Hablemos de política sin hacer política. El espejo que debería ser la misma ante la gente, perdió sentido, está roto ese vínculo que la Democracia necesita para crecer; la cultura argentina está empezando a mirarse a sí misma, es un momento de nuestra historia importante. Hasta hace poco los actores que vehiculizaban lo cultural eran soldaditos del Partido Único Estatal, donde te encontrabas a Rembrandt, Van Gogh, Goethe, El Che, los descamisados de Perón, la maravillosa juventud de los años 70; todos empleados públicos, asimilados al poder de turno, instalados en el mundo de las ideas.

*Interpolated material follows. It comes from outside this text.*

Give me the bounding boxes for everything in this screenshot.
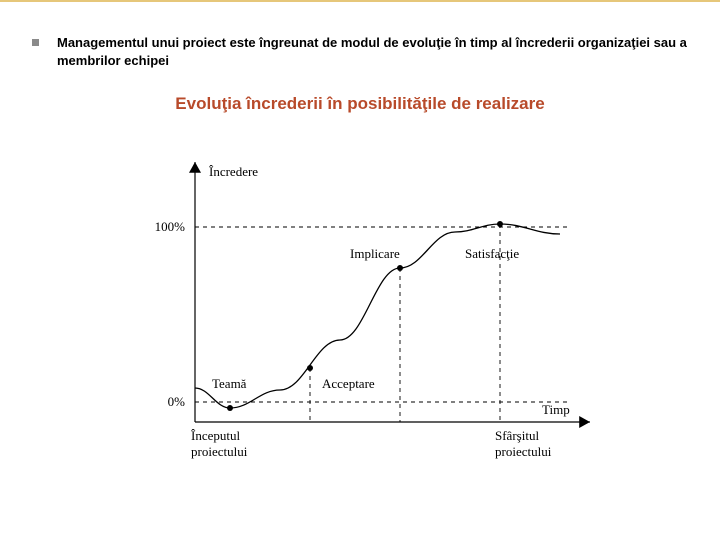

Algo está empezando a ser distinto, año 2025, no solo porque se ha retirado el financiamiento estatal a todo ese contexto parasitario del bolsillo de todos los ciudadanos; sino por la demanda social al respecto, hay una exigencia que señala, interpela, a lo político como producto cultural, por lo tanto: ¿vos queres ser político, militar política, ejercer una función pública, representar a los demás en las instituciones de la República? Ya no te podes disfrazar de nada, esto ha dejado de ser literatura, discurso, retorica, palabrerío, relato, narrativa; tendrás que sumergirte en la realidad, hacerte uno con los demás, basado en la renuncia, el desprendimiento, buscando la libertad y rescatando la dignidad de muchas vidas dañadas. Hagamos corta la bocha: a la gente no se la escucha.
La política es liberadora, si no lo es, no es política.